17/01/2019
Pour atteindre les objectifs ambitieux de l’ONU sur les changements climatiques, il ne suffit pas de diminuer les émissions de gaz à effet de serre. Une option complémentaire consiste à capturer le CO2 directement lors de la production industrielle ou dans l’atmosphère, et de le séquestrer durablement dans le sous-sol profond. Ces « émissions négatives » ne peuvent cependant être obtenues que si le CO2 capturé reste stocké pour des siècles. Une fois injecté dans le réservoir, le CO2 pourrait s’échapper de deux manières : le long d'une forage existante, ou à travers des zones faillées de la roche. Une couverture rocheuse supérieure intacte est importante pour étanchéifier le réservoir. Les zones faillées de la roche de couverture, pouvant être activées par l’injection, influencent non seulement l’efficacité à long terme de la séquestration du CO2, mais peuvent également être le siège de séismes.
Lire plus...Aujourd’hui, les processus physiques et chimiques qui jouent un rôle dans l’échappement du CO2 à travers les zones faillées ne sont pas totalement compris. L’influence des injections de CO2 sur les déformations de la roche et sur les interactions chimiques pouvant déclencher un séisme n’est pas non plus très claire. En outre, on ne sait que peu de choses sur les conditions spécifiques du sous-sol suisse. Cela rend actuellement difficile de juger dans quelle mesure la séquestration de CO2 dans le sous-sol pourrait être une option envisageable dans notre pays. Pour ces raisons, les scientifiques du Service Sismologique Suisse à l’ETH de Zurich et du SCCER-SoE mènent une expérience, en collaboration avec le Département de génie mécanique et des procédés et l’Institut de géophysique de l’ETH de Zurich, ainsi que Swisstopo et l’EFPL. Cette expérience, qui se déroule au laboratoire souterrain du Mont Terri, fait partie du projet ELEGANCY, financé par la Commission européenne et l’Office fédéral de l’énergie.
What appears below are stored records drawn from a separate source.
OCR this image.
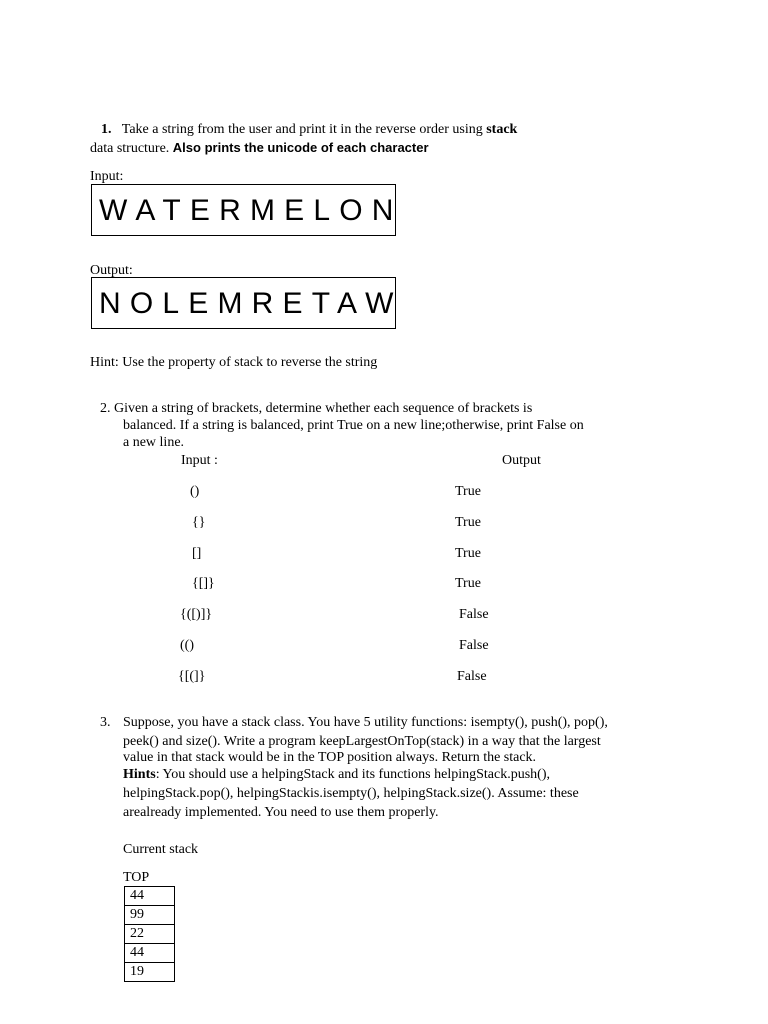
1. Take a string from the user and print it in the reverse order using stack
data structure. Also prints the unicode of each character
Input:
WATERMELON
Output:
NOLEMRETAW
Hint: Use the property of stack to reverse the string
2. Given a string of brackets, determine whether each sequence of brackets is
balanced. If a string is balanced, print True on a new line;otherwise, print False on
a new line.
Input :	Output
()	True
{}	True
[]	True
{[]}	True
{([)]}	False
(()	False
{[(]}	False
3. Suppose, you have a stack class. You have 5 utility functions: isempty(), push(), pop(),
peek() and size(). Write a program keepLargestOnTop(stack) in a way that the largest
value in that stack would be in the TOP position always. Return the stack.
Hints: You should use a helpingStack and its functions helpingStack.push(),
helpingStack.pop(), helpingStackis.isempty(), helpingStack.size(). Assume: these
arealready implemented. You need to use them properly.
Current stack
TOP
44
99
22
44
19
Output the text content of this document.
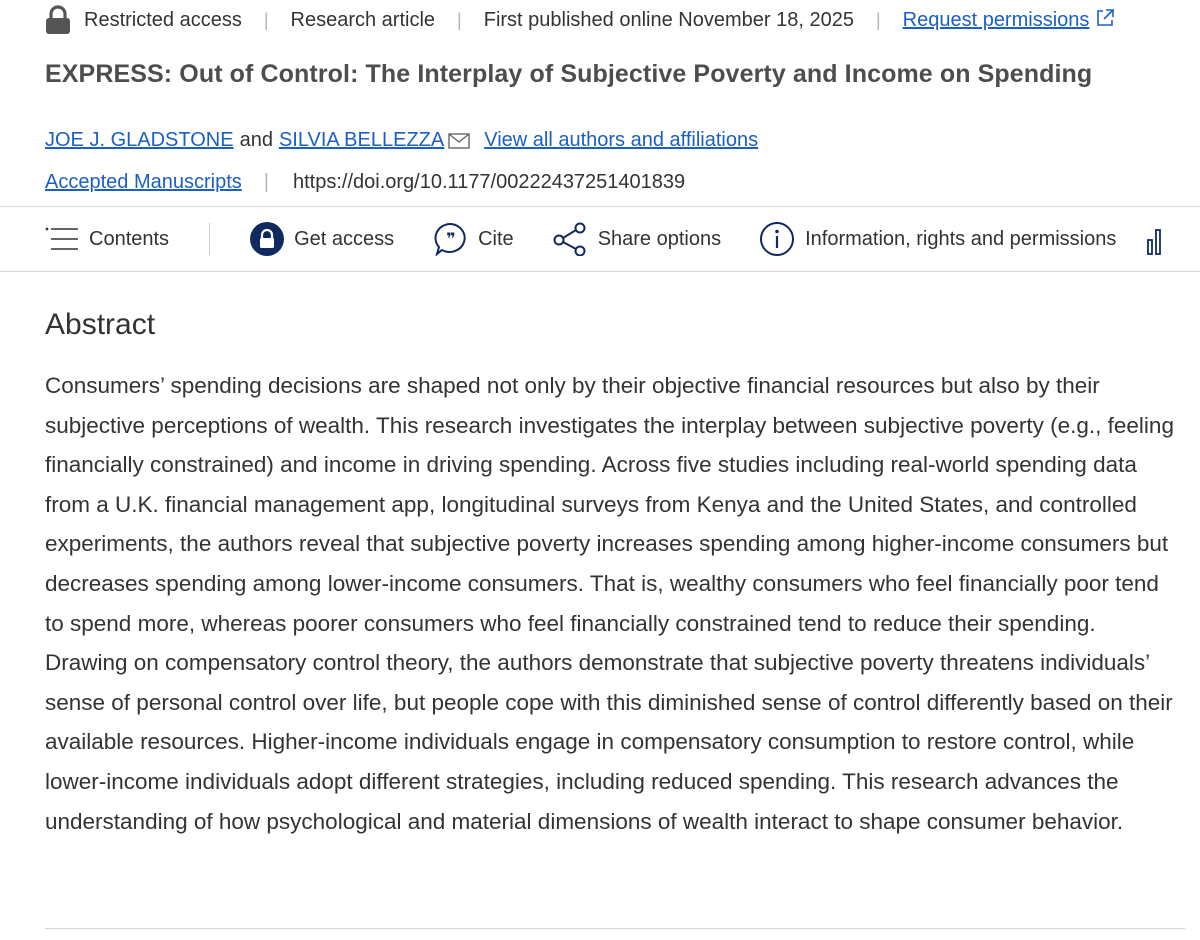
Restricted access | Research article | First published online November 18, 2025 | Request permissions
EXPRESS: Out of Control: The Interplay of Subjective Poverty and Income on Spending
JOE J. GLADSTONE and SILVIA BELLEZZA View all authors and affiliations
Accepted Manuscripts | https://doi.org/10.1177/00222437251401839
Contents	Get access	❞ Cite	Share options	Information, rights and permissions
Abstract

Consumers’ spending decisions are shaped not only by their objective financial resources but also by their subjective perceptions of wealth. This research investigates the interplay between subjective poverty (e.g., feeling financially constrained) and income in driving spending. Across five studies including real-world spending data from a U.K. financial management app, longitudinal surveys from Kenya and the United States, and controlled experiments, the authors reveal that subjective poverty increases spending among higher-income consumers but decreases spending among lower-income consumers. That is, wealthy consumers who feel financially poor tend to spend more, whereas poorer consumers who feel financially constrained tend to reduce their spending. Drawing on compensatory control theory, the authors demonstrate that subjective poverty threatens individuals’ sense of personal control over life, but people cope with this diminished sense of control differently based on their available resources. Higher-income individuals engage in compensatory consumption to restore control, while lower-income individuals adopt different strategies, including reduced spending. This research advances the understanding of how psychological and material dimensions of wealth interact to shape consumer behavior.
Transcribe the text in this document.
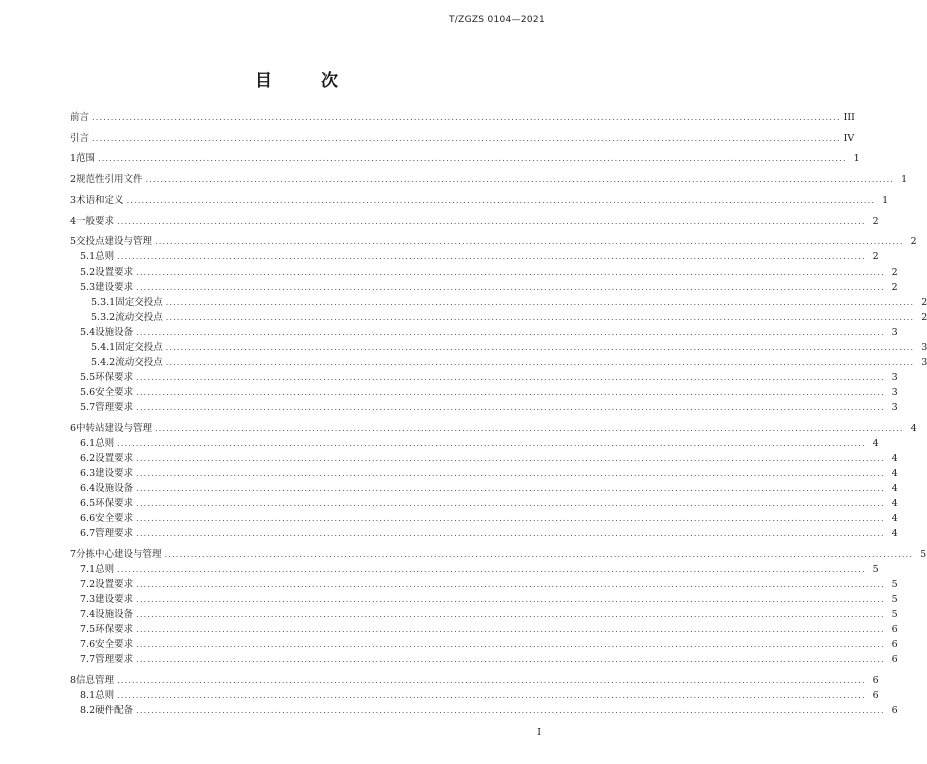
T/ZGZS 0104—2021
目　次
前言 ........................................................................................................................................................................................................ III
引言 ........................................................................................................................................................................................................ IV
1 范围 ........................................................................................................................................................................................................ 1
2 规范性引用文件 ........................................................................................................................................................................................................ 1
3 术语和定义 ........................................................................................................................................................................................................ 1
4 一般要求 ........................................................................................................................................................................................................ 2
5 交投点建设与管理 ........................................................................................................................................................................................................ 2
5.1 总则 ........................................................................................................................................................................................................ 2
5.2 设置要求 ........................................................................................................................................................................................................ 2
5.3 建设要求 ........................................................................................................................................................................................................ 2
5.3.1 固定交投点 ........................................................................................................................................................................................................ 2
5.3.2 流动交投点 ........................................................................................................................................................................................................ 2
5.4 设施设备 ........................................................................................................................................................................................................ 3
5.4.1 固定交投点 ........................................................................................................................................................................................................ 3
5.4.2 流动交投点 ........................................................................................................................................................................................................ 3
5.5 环保要求 ........................................................................................................................................................................................................ 3
5.6 安全要求 ........................................................................................................................................................................................................ 3
5.7 管理要求 ........................................................................................................................................................................................................ 3
6 中转站建设与管理 ........................................................................................................................................................................................................ 4
6.1 总则 ........................................................................................................................................................................................................ 4
6.2 设置要求 ........................................................................................................................................................................................................ 4
6.3 建设要求 ........................................................................................................................................................................................................ 4
6.4 设施设备 ........................................................................................................................................................................................................ 4
6.5 环保要求 ........................................................................................................................................................................................................ 4
6.6 安全要求 ........................................................................................................................................................................................................ 4
6.7 管理要求 ........................................................................................................................................................................................................ 4
7 分拣中心建设与管理 ........................................................................................................................................................................................................ 5
7.1 总则 ........................................................................................................................................................................................................ 5
7.2 设置要求 ........................................................................................................................................................................................................ 5
7.3 建设要求 ........................................................................................................................................................................................................ 5
7.4 设施设备 ........................................................................................................................................................................................................ 5
7.5 环保要求 ........................................................................................................................................................................................................ 6
7.6 安全要求 ........................................................................................................................................................................................................ 6
7.7 管理要求 ........................................................................................................................................................................................................ 6
8 信息管理 ........................................................................................................................................................................................................ 6
8.1 总则 ........................................................................................................................................................................................................ 6
8.2 硬件配备 ........................................................................................................................................................................................................ 6
I
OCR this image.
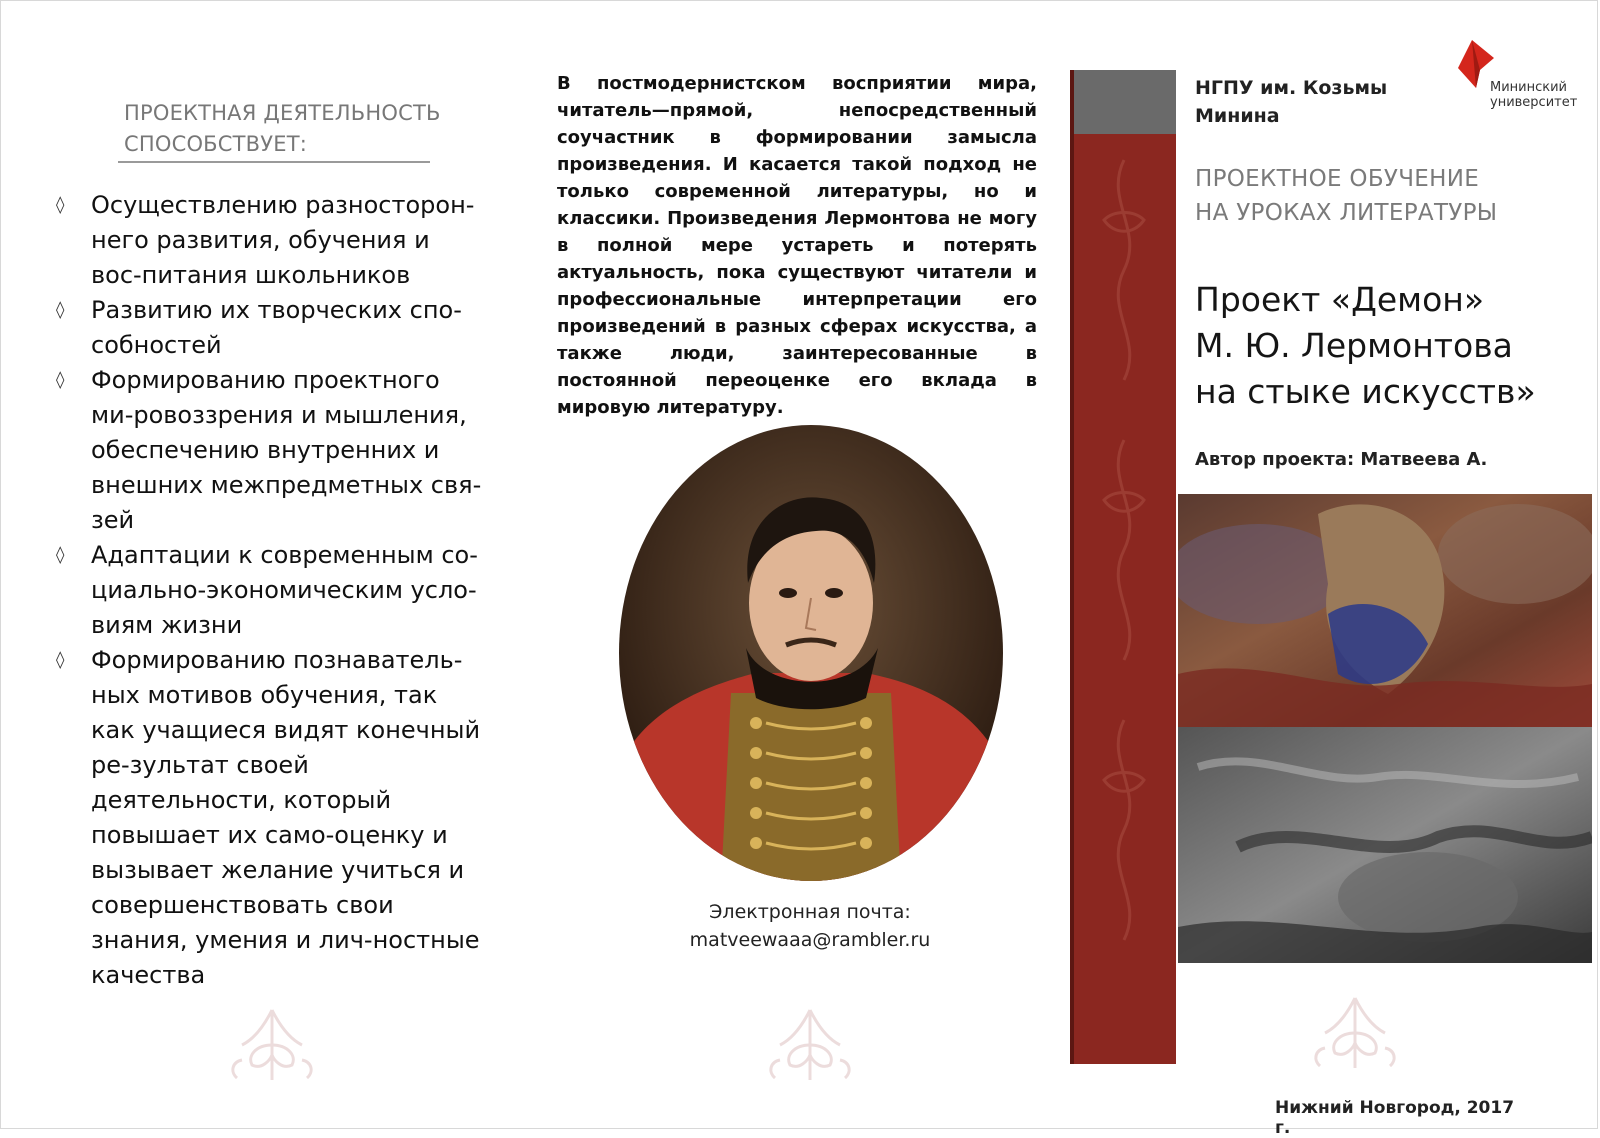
ПРОЕКТНАЯ ДЕЯТЕЛЬНОСТЬ
СПОСОБСТВУЕТ:
◊ Осуществлению разносторон-него развития, обучения и вос-питания школьников
◊ Развитию их творческих спо-собностей
◊ Формированию проектного ми-ровоззрения и мышления, обеспечению внутренних и внешних межпредметных свя-зей
◊ Адаптации к современным со-циально-экономическим усло-виям жизни
◊ Формированию познаватель-ных мотивов обучения, так как учащиеся видят конечный ре-зультат своей деятельности, который повышает их само-оценку и вызывает желание учиться и совершенствовать свои знания, умения и лич-ностные качества
В постмодернистском восприятии мира, читатель—прямой, непосредственный соучастник в формировании замысла произведения. И касается такой подход не только современной литературы, но и классики. Произведения Лермонтова не могу в полной мере устареть и потерять актуальность, пока существуют читатели и профессиональные интерпретации его произведений в разных сферах искусства, а также люди, заинтересованные в постоянной переоценке его вклада в мировую литературу.
Электронная почта:
matveewaaa@rambler.ru
НГПУ им. Козьмы Минина
Мининский
университет
ПРОЕКТНОЕ ОБУЧЕНИЕ
НА УРОКАХ ЛИТЕРАТУРЫ
Проект «Демон»
М. Ю. Лермонтова
на стыке искусств»
Автор проекта: Матвеева А.
Нижний Новгород, 2017 г.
Les scientifiques étudient comment la roche faillée réagit à la migration de CO2, dans quelles conditions la sismicité induite apparaît et comment un tel réservoir peut être surveillé au mieux. Pour ceci, ils vont injecter de faibles quantités d’eau salée enrichie en CO2 dans un forage qui traverse une petite zone faillée. Pour déterminer comment la roche fissurée réagit au CO2 dans cette zone, ils vont observer la stabilité de la roche et étudier les relations entre les mouvements de cisaillement, la pression interstitielle et les chemins d’écoulement. Des capteurs sismiques actifs et passifs vont surveiller les modifications des vitesses sismiques à proximité de l’injection, et détecter d’éventuels microséismes avec des magnitudes inférieures à zéro.
Contrairement à un grand projet de stockage opérationnel de CO2, cette expérience étudie les processus en jeu avec seulement de petites quantités d’eau salée enrichie en CO2. Malgré cela, les résultats obtenus vont contribuer à mieux comprendre les processus qui impactent les mouvements du CO2 à travers les zones faillées. Ainsi, l’expérience apporte également une contribution à une meilleure caractérisation des sites. Dans le monde, une vingtaine de projets de séquestration de CO2 sont déjà exploités, chacun capturant jusqu’à trois millions de tonnes de CO2 par an. D’autres sont en projet. En Suisse, aucun projet de séquestration du CO2 n’est actuellement prévu.